As Shaul Magid asked recently:
how does one utter words of contrition and then makes excuses why everything our people does, all the killing; children, women, even desecrating cemeteries, is all justified? How can we forget our liturgical selves so quickly and claim to stand for morality and justice? How can we be in one moment so contrite, and in another so arrogant and self-righteous. In one moment full of love and in another full of hate? How can we stand before the creator as our best selves, and then confront the world as our worse selves, and not see the difference. How can we wake up the next morning, and the next morning, and still say, “Turn from Your blazing anger and renounce the plan to punish Your people,” and then turn to the world and say “we have done nothing wrong?” I do not know. But I do know one thing. The vertigo is crushing me. Every single day.

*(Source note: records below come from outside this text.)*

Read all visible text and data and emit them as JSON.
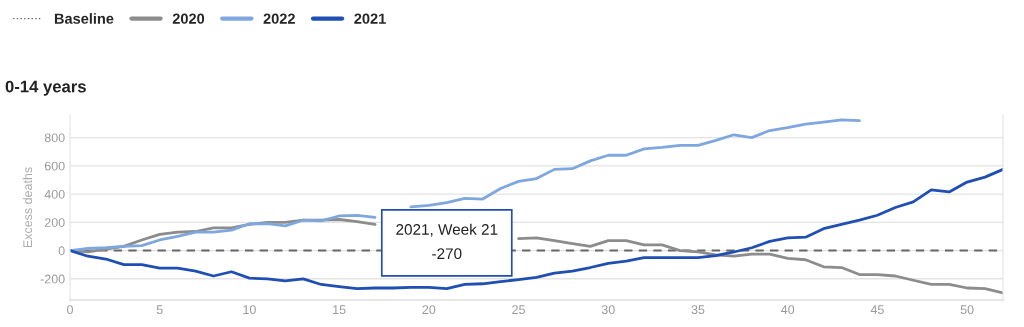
{
  "chart_data": {
    "type": "line",
    "title": "0-14 years",
    "ylabel": "Excess deaths",
    "x": [
      0,
      1,
      2,
      3,
      4,
      5,
      6,
      7,
      8,
      9,
      10,
      11,
      12,
      13,
      14,
      15,
      16,
      17,
      18,
      19,
      20,
      21,
      22,
      23,
      24,
      25,
      26,
      27,
      28,
      29,
      30,
      31,
      32,
      33,
      34,
      35,
      36,
      37,
      38,
      39,
      40,
      41,
      42,
      43,
      44,
      45,
      46,
      47,
      48,
      49,
      50,
      51,
      52
    ],
    "series": [
      {
        "name": "2020",
        "color": "#8c8c8c",
        "values": [
          0,
          -10,
          10,
          30,
          75,
          115,
          130,
          135,
          160,
          160,
          185,
          200,
          200,
          215,
          215,
          220,
          205,
          185,
          null,
          null,
          null,
          null,
          null,
          null,
          null,
          85,
          90,
          70,
          50,
          30,
          70,
          70,
          40,
          40,
          0,
          -10,
          -30,
          -40,
          -25,
          -25,
          -55,
          -65,
          -115,
          -120,
          -170,
          -170,
          -180,
          -210,
          -240,
          -240,
          -265,
          -270,
          -300
        ]
      },
      {
        "name": "2022",
        "color": "#7ea7e0",
        "values": [
          0,
          15,
          20,
          30,
          35,
          75,
          100,
          130,
          130,
          145,
          190,
          190,
          175,
          215,
          210,
          245,
          250,
          235,
          null,
          310,
          320,
          340,
          370,
          365,
          440,
          490,
          510,
          575,
          580,
          635,
          675,
          675,
          720,
          730,
          745,
          745,
          780,
          820,
          800,
          850,
          870,
          895,
          910,
          925,
          920,
          null,
          null,
          null,
          null,
          null,
          null,
          null,
          null
        ]
      },
      {
        "name": "2021",
        "color": "#1f4fb4",
        "values": [
          0,
          -40,
          -60,
          -100,
          -100,
          -125,
          -125,
          -145,
          -180,
          -150,
          -195,
          -200,
          -215,
          -200,
          -240,
          -255,
          -270,
          -265,
          -265,
          -260,
          -260,
          -270,
          -240,
          -235,
          -220,
          -205,
          -190,
          -160,
          -145,
          -120,
          -90,
          -75,
          -50,
          -50,
          -50,
          -50,
          -35,
          -10,
          20,
          65,
          90,
          95,
          155,
          185,
          215,
          250,
          305,
          345,
          430,
          415,
          485,
          520,
          575
        ]
      }
    ],
    "ref_lines": [
      {
        "axis": "y",
        "value": 0,
        "label": "Baseline",
        "color": "#666666",
        "line_style": "dashed"
      }
    ],
    "annotations": [
      {
        "text": "2021, Week 21\n-270",
        "x": 21,
        "y": -270
      }
    ],
    "xlim": [
      0,
      52
    ],
    "ylim": [
      -350,
      960
    ],
    "xticks": [
      0,
      5,
      10,
      15,
      20,
      25,
      30,
      35,
      40,
      45,
      50
    ],
    "yticks": [
      -200,
      0,
      200,
      400,
      600,
      800
    ],
    "grid": "y",
    "legend": "top left",
    "line_style": "solid",
    "marker": "none"
  }
}
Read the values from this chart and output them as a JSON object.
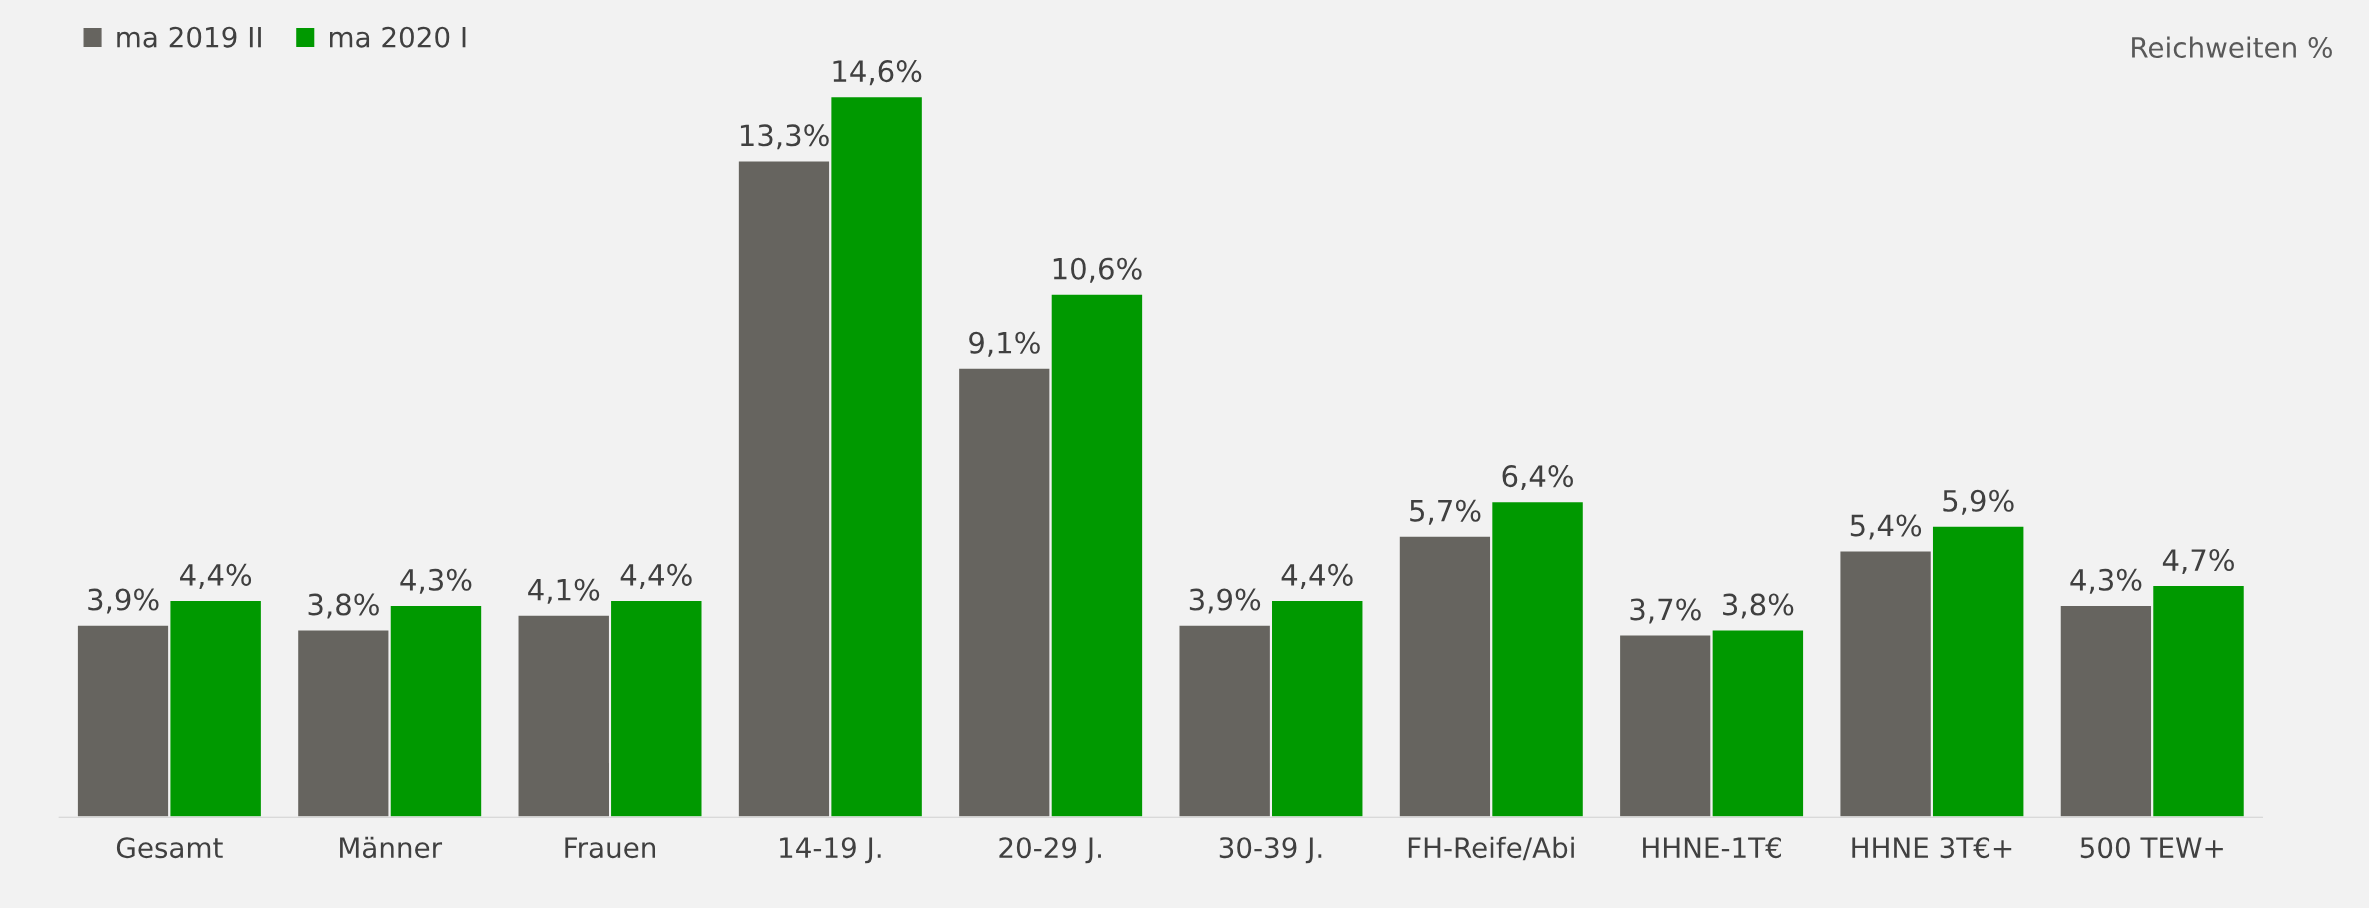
{
  "chart_data": {
    "type": "bar",
    "categories": [
      "Gesamt",
      "Männer",
      "Frauen",
      "14-19 J.",
      "20-29 J.",
      "30-39 J.",
      "FH-Reife/Abi",
      "HHNE-1T€",
      "HHNE 3T€+",
      "500 TEW+"
    ],
    "series": [
      {
        "name": "ma 2019 II",
        "color": "#66645f",
        "values": [
          3.9,
          3.8,
          4.1,
          13.3,
          9.1,
          3.9,
          5.7,
          3.7,
          5.4,
          4.3
        ],
        "value_labels": [
          "3,9%",
          "3,8%",
          "4,1%",
          "13,3%",
          "9,1%",
          "3,9%",
          "5,7%",
          "3,7%",
          "5,4%",
          "4,3%"
        ]
      },
      {
        "name": "ma 2020 I",
        "color": "#009900",
        "values": [
          4.4,
          4.3,
          4.4,
          14.6,
          10.6,
          4.4,
          6.4,
          3.8,
          5.9,
          4.7
        ],
        "value_labels": [
          "4,4%",
          "4,3%",
          "4,4%",
          "14,6%",
          "10,6%",
          "4,4%",
          "6,4%",
          "3,8%",
          "5,9%",
          "4,7%"
        ]
      }
    ],
    "annotations": [
      "Reichweiten %"
    ],
    "legend": "top left"
  }
}
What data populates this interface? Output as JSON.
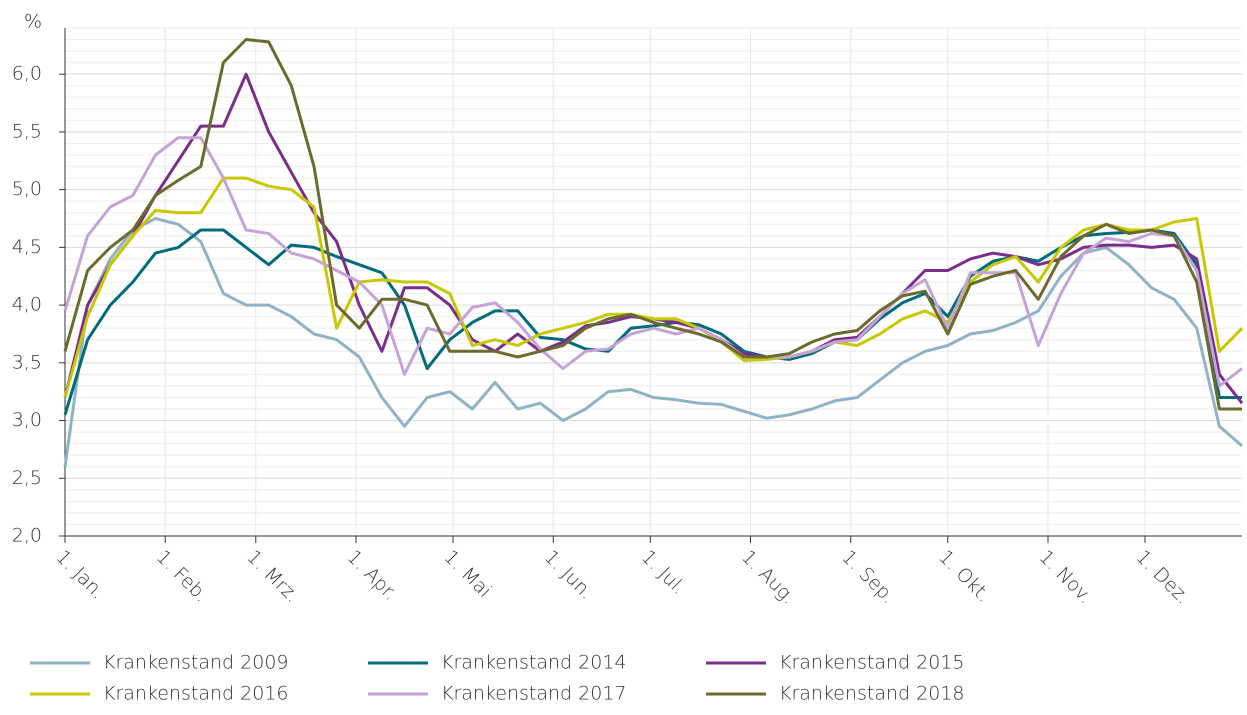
{
  "chart_data": {
    "type": "line",
    "y_label": "%",
    "x": [
      1,
      8,
      15,
      22,
      29,
      36,
      43,
      50,
      57,
      64,
      71,
      78,
      85,
      92,
      99,
      106,
      113,
      120,
      127,
      134,
      141,
      148,
      155,
      162,
      169,
      176,
      183,
      190,
      197,
      204,
      211,
      218,
      225,
      232,
      239,
      246,
      253,
      260,
      267,
      274,
      281,
      288,
      295,
      302,
      309,
      316,
      323,
      330,
      337,
      344,
      351,
      358,
      365
    ],
    "xlim": [
      1,
      365
    ],
    "xticks": [
      {
        "value": 1,
        "label": "1. Jan."
      },
      {
        "value": 32,
        "label": "1. Feb."
      },
      {
        "value": 60,
        "label": "1. Mrz."
      },
      {
        "value": 91,
        "label": "1. Apr."
      },
      {
        "value": 121,
        "label": "1. Mai"
      },
      {
        "value": 152,
        "label": "1. Jun."
      },
      {
        "value": 182,
        "label": "1. Jul."
      },
      {
        "value": 213,
        "label": "1. Aug."
      },
      {
        "value": 244,
        "label": "1. Sep."
      },
      {
        "value": 274,
        "label": "1. Okt."
      },
      {
        "value": 305,
        "label": "1. Nov."
      },
      {
        "value": 335,
        "label": "1. Dez."
      }
    ],
    "ylim": [
      2.0,
      6.4
    ],
    "yticks": [
      {
        "value": 2.0,
        "label": "2,0"
      },
      {
        "value": 2.5,
        "label": "2,5"
      },
      {
        "value": 3.0,
        "label": "3,0"
      },
      {
        "value": 3.5,
        "label": "3,5"
      },
      {
        "value": 4.0,
        "label": "4,0"
      },
      {
        "value": 4.5,
        "label": "4,5"
      },
      {
        "value": 5.0,
        "label": "5,0"
      },
      {
        "value": 5.5,
        "label": "5,5"
      },
      {
        "value": 6.0,
        "label": "6,0"
      }
    ],
    "grid": true,
    "series": [
      {
        "name": "Krankenstand 2009",
        "color": "#8fb3c4",
        "values": [
          2.6,
          4.0,
          4.4,
          4.65,
          4.75,
          4.7,
          4.55,
          4.1,
          4.0,
          4.0,
          3.9,
          3.75,
          3.7,
          3.55,
          3.2,
          2.95,
          3.2,
          3.25,
          3.1,
          3.33,
          3.1,
          3.15,
          3.0,
          3.1,
          3.25,
          3.27,
          3.2,
          3.18,
          3.15,
          3.14,
          3.08,
          3.02,
          3.05,
          3.1,
          3.17,
          3.2,
          3.35,
          3.5,
          3.6,
          3.65,
          3.75,
          3.78,
          3.85,
          3.95,
          4.25,
          4.45,
          4.5,
          4.35,
          4.15,
          4.05,
          3.8,
          2.95,
          2.78
        ]
      },
      {
        "name": "Krankenstand 2014",
        "color": "#006b7b",
        "values": [
          3.05,
          3.7,
          4.0,
          4.2,
          4.45,
          4.5,
          4.65,
          4.65,
          4.5,
          4.35,
          4.52,
          4.5,
          4.42,
          4.35,
          4.28,
          4.0,
          3.45,
          3.7,
          3.85,
          3.95,
          3.95,
          3.72,
          3.7,
          3.62,
          3.6,
          3.8,
          3.82,
          3.85,
          3.83,
          3.75,
          3.6,
          3.55,
          3.53,
          3.58,
          3.68,
          3.7,
          3.88,
          4.02,
          4.1,
          3.9,
          4.25,
          4.38,
          4.42,
          4.38,
          4.5,
          4.6,
          4.62,
          4.63,
          4.65,
          4.62,
          4.35,
          3.2,
          3.2
        ]
      },
      {
        "name": "Krankenstand 2015",
        "color": "#7b2d8b",
        "values": [
          3.2,
          4.0,
          4.35,
          4.6,
          4.95,
          5.25,
          5.55,
          5.55,
          6.0,
          5.5,
          5.15,
          4.8,
          4.55,
          4.0,
          3.6,
          4.15,
          4.15,
          4.0,
          3.7,
          3.6,
          3.75,
          3.6,
          3.68,
          3.82,
          3.85,
          3.9,
          3.88,
          3.85,
          3.8,
          3.7,
          3.58,
          3.55,
          3.55,
          3.6,
          3.7,
          3.72,
          3.9,
          4.1,
          4.3,
          4.3,
          4.4,
          4.45,
          4.42,
          4.35,
          4.4,
          4.5,
          4.52,
          4.52,
          4.5,
          4.52,
          4.4,
          3.4,
          3.15
        ]
      },
      {
        "name": "Krankenstand 2016",
        "color": "#c8c800",
        "values": [
          3.2,
          3.9,
          4.35,
          4.6,
          4.82,
          4.8,
          4.8,
          5.1,
          5.1,
          5.03,
          5.0,
          4.85,
          3.8,
          4.2,
          4.22,
          4.2,
          4.2,
          4.1,
          3.65,
          3.7,
          3.65,
          3.75,
          3.8,
          3.85,
          3.92,
          3.92,
          3.88,
          3.88,
          3.8,
          3.68,
          3.52,
          3.53,
          3.55,
          3.6,
          3.68,
          3.65,
          3.75,
          3.88,
          3.95,
          3.85,
          4.2,
          4.35,
          4.42,
          4.2,
          4.5,
          4.65,
          4.7,
          4.65,
          4.65,
          4.72,
          4.75,
          3.6,
          3.8
        ]
      },
      {
        "name": "Krankenstand 2017",
        "color": "#c5a3d6",
        "values": [
          3.95,
          4.6,
          4.85,
          4.95,
          5.3,
          5.45,
          5.45,
          5.1,
          4.65,
          4.62,
          4.45,
          4.4,
          4.3,
          4.2,
          4.0,
          3.4,
          3.8,
          3.75,
          3.98,
          4.02,
          3.85,
          3.62,
          3.45,
          3.6,
          3.62,
          3.75,
          3.8,
          3.75,
          3.8,
          3.7,
          3.55,
          3.55,
          3.55,
          3.6,
          3.68,
          3.7,
          3.9,
          4.1,
          4.22,
          3.8,
          4.28,
          4.28,
          4.28,
          3.65,
          4.1,
          4.45,
          4.58,
          4.55,
          4.62,
          4.6,
          4.3,
          3.3,
          3.45
        ]
      },
      {
        "name": "Krankenstand 2018",
        "color": "#6b6b2e",
        "values": [
          3.6,
          4.3,
          4.5,
          4.65,
          4.95,
          5.08,
          5.2,
          6.1,
          6.3,
          6.28,
          5.9,
          5.2,
          4.0,
          3.8,
          4.05,
          4.05,
          4.0,
          3.6,
          3.6,
          3.6,
          3.55,
          3.6,
          3.65,
          3.8,
          3.88,
          3.92,
          3.85,
          3.8,
          3.75,
          3.68,
          3.55,
          3.55,
          3.58,
          3.68,
          3.75,
          3.78,
          3.95,
          4.08,
          4.12,
          3.75,
          4.18,
          4.25,
          4.3,
          4.05,
          4.42,
          4.6,
          4.7,
          4.62,
          4.65,
          4.6,
          4.2,
          3.1,
          3.1
        ]
      }
    ]
  }
}
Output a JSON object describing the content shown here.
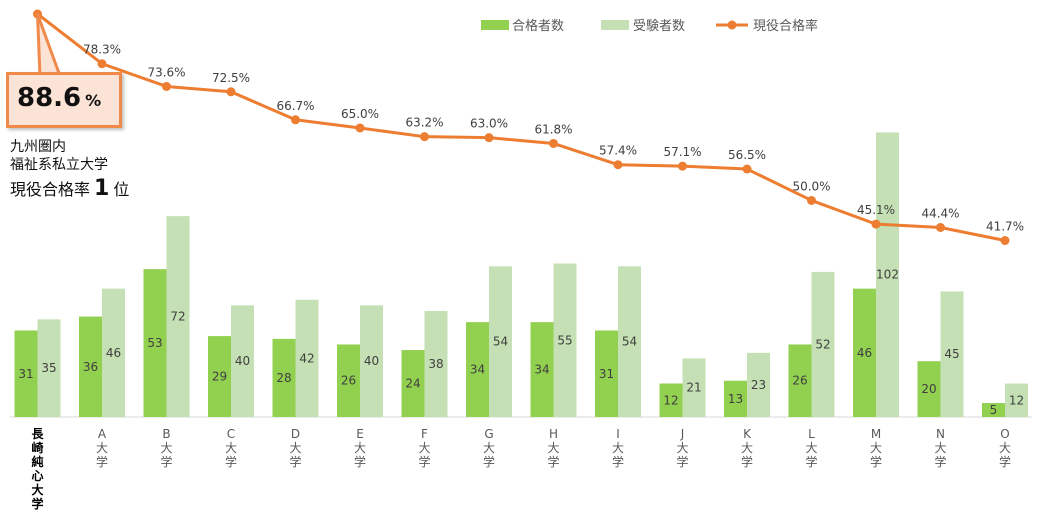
{
  "chart_data": {
    "type": "bar",
    "categories": [
      "長崎純心大学",
      "A大学",
      "B大学",
      "C大学",
      "D大学",
      "E大学",
      "F大学",
      "G大学",
      "H大学",
      "I大学",
      "J大学",
      "K大学",
      "L大学",
      "M大学",
      "N大学",
      "O大学"
    ],
    "series": [
      {
        "name": "合格者数",
        "type": "bar",
        "color": "#92d050",
        "values": [
          31,
          36,
          53,
          29,
          28,
          26,
          24,
          34,
          34,
          31,
          12,
          13,
          26,
          46,
          20,
          5
        ]
      },
      {
        "name": "受験者数",
        "type": "bar",
        "color": "#c5e0b4",
        "values": [
          35,
          46,
          72,
          40,
          42,
          40,
          38,
          54,
          55,
          54,
          21,
          23,
          52,
          102,
          45,
          12
        ]
      },
      {
        "name": "現役合格率",
        "type": "line",
        "color": "#ed7d31",
        "values": [
          88.6,
          78.3,
          73.6,
          72.5,
          66.7,
          65.0,
          63.2,
          63.0,
          61.8,
          57.4,
          57.1,
          56.5,
          50.0,
          45.1,
          44.4,
          41.7
        ],
        "labels": [
          "",
          "78.3%",
          "73.6%",
          "72.5%",
          "66.7%",
          "65.0%",
          "63.2%",
          "63.0%",
          "61.8%",
          "57.4%",
          "57.1%",
          "56.5%",
          "50.0%",
          "45.1%",
          "44.4%",
          "41.7%"
        ]
      }
    ],
    "legend_position": "top-right",
    "grid": false
  },
  "callout": {
    "value": "88.6",
    "unit": "%",
    "line1": "九州圏内",
    "line2": "福祉系私立大学",
    "rank_prefix": "現役合格率",
    "rank_number": "1",
    "rank_suffix": "位"
  }
}
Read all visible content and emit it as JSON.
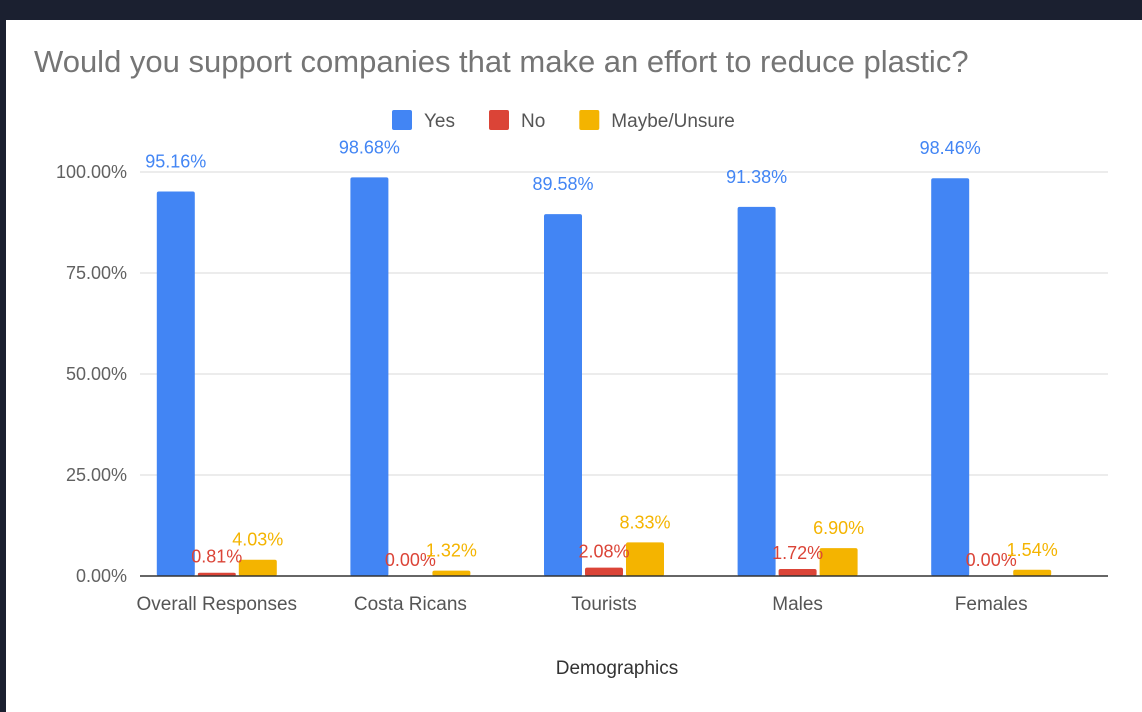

And yet: I have nothing but prayers and prayers and prayers to the Name:
shomeia tefilah hear the prayers of the Palestinians and remember them when they cry out to you from bondage el male rachamim have compassion on me on us on your people yisrael on all your peoples oseh shalom bimromav may there be peace only peace from skies hamalkah...
hamalkah may you rule over us
you alone
speedily and at a near time
ada
p.s. have two things to do today after work: draft this dvar, and finalize my tax return. According to some estimates, about $25 of my taxes went to the Israeli military. There's a halachic rule of thumb in kashrus that if something non-kosher falls in a pot, it is nullified if it makes up under 1/60th of the pot. Bli neder, I will donate $25 to Palestinian aid every day of the 60 days from Rosh Chodesh Adar I to Rosh Chodesh Nissan.